The 12-lead electrocardiogram (ECG) is a fundamental tool in clinical cardiology, providing multi-lead perspectives of the cardiac electrical activity from different anatomical landmarks. We propose a neural network-based model that approximates each lead from the others by leveraging intrinsic redundancies among the leads. The goal is to decompose each lead into its redundant components (which can be recovered from the other leads) and lead-specific components (which are unique to each lead). Hypothetically, both components hold clinical value and cardiac anomalies impact what can or cannot be inferred from other leads.
The model architecture comprises three stages. First, a linear regression, which generalizes the well-known Dower's transform. Second, a multilayer perceptron (MLP) layer, which learns the residual nonlinear inter-lead dependencies. Third, a temporal recurrent neural network (RNN) layer, which captures temporal correlations of the lead residues. The outputs of all stages are aggregated to reconstruct the target lead.
The model is evaluated on the PTB-XL dataset (21,837 12-lead ECGs). The average lead reconstruction signal-to-noise ratio (SNR) improves across the linear, MLP and RNN layers and varies across the leads. The best performance is observed on lead V5 (average SNR = 16.16 dB), followed by V4, V6, V3, V2, V1, I, with II being the most difficult to reconstruct (average SNR = 7.33 dB).
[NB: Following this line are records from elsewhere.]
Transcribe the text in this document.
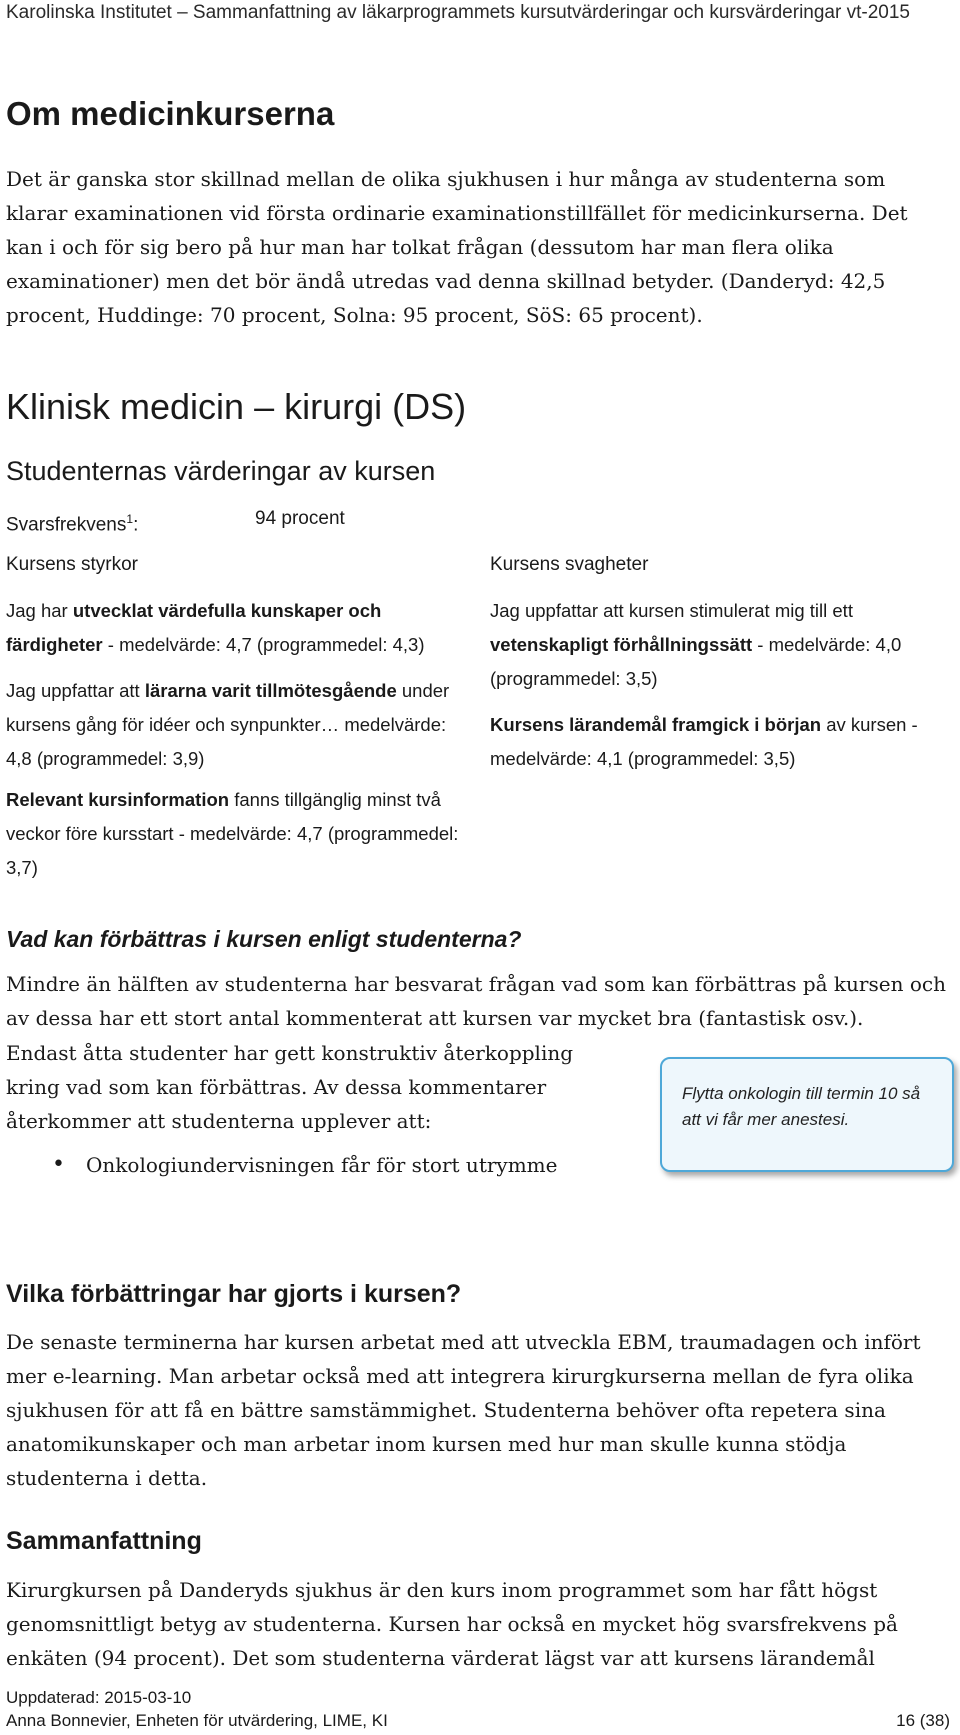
Karolinska Institutet – Sammanfattning av läkarprogrammets kursutvärderingar och kursvärderingar vt-2015
Om medicinkurserna

Det är ganska stor skillnad mellan de olika sjukhusen i hur många av studenterna som klarar examinationen vid första ordinarie examinationstillfället för medicinkurserna. Det kan i och för sig bero på hur man har tolkat frågan (dessutom har man flera olika examinationer) men det bör ändå utredas vad denna skillnad betyder. (Danderyd: 42,5 procent, Huddinge: 70 procent, Solna: 95 procent, SöS: 65 procent).

Klinisk medicin – kirurgi (DS)
Studenternas värderingar av kursen
Svarsfrekvens$^1$:	94 procent
Kursens styrkor	Kursens svagheter

Jag har utvecklat värdefulla kunskaper och färdigheter - medelvärde: 4,7 (programmedel: 4,3)

Jag uppfattar att lärarna varit tillmötesgående under kursens gång för idéer och synpunkter… medelvärde: 4,8 (programmedel: 3,9)

Relevant kursinformation fanns tillgänglig minst två veckor före kursstart - medelvärde: 4,7 (programmedel: 3,7)

Jag uppfattar att kursen stimulerat mig till ett vetenskapligt förhållningssätt - medelvärde: 4,0 (programmedel: 3,5)

Kursens lärandemål framgick i början av kursen - medelvärde: 4,1 (programmedel: 3,5)

Vad kan förbättras i kursen enligt studenterna?

Mindre än hälften av studenterna har besvarat frågan vad som kan förbättras på kursen och av dessa har ett stort antal kommenterat att kursen var mycket bra (fantastisk osv.).

Endast åtta studenter har gett konstruktiv återkoppling kring vad som kan förbättras. Av dessa kommentarer återkommer att studenterna upplever att:

Flytta onkologin till termin 10 så att vi får mer anestesi.
• Onkologiundervisningen får för stort utrymme
Vilka förbättringar har gjorts i kursen?

De senaste terminerna har kursen arbetat med att utveckla EBM, traumadagen och infört mer e-learning. Man arbetar också med att integrera kirurgkurserna mellan de fyra olika sjukhusen för att få en bättre samstämmighet. Studenterna behöver ofta repetera sina anatomikunskaper och man arbetar inom kursen med hur man skulle kunna stödja studenterna i detta.

Sammanfattning

Kirurgkursen på Danderyds sjukhus är den kurs inom programmet som har fått högst genomsnittligt betyg av studenterna. Kursen har också en mycket hög svarsfrekvens på enkäten (94 procent). Det som studenterna värderat lägst var att kursens lärandemål

Uppdaterad: 2015-03-10
Anna Bonnevier, Enheten för utvärdering, LIME, KI	16 (38)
The proposed model can serve as a building block for more sophisticated ECG diagnostic networks. The architecture can be used as pretrained layers for transfer learning or foundation models, allowing the layers to be frozen, and later fine-tuned for specific applications. By disentangling shared from lead-specific information, it enhances lead-specific reasoning and helps identify which leads contribute unique diagnostic value. The model also facilitates ECG compression by reducing inter-lead redundancy, making it well-suited for both diagnostic pipelines and efficient transmission and storage in resource-constrained applications.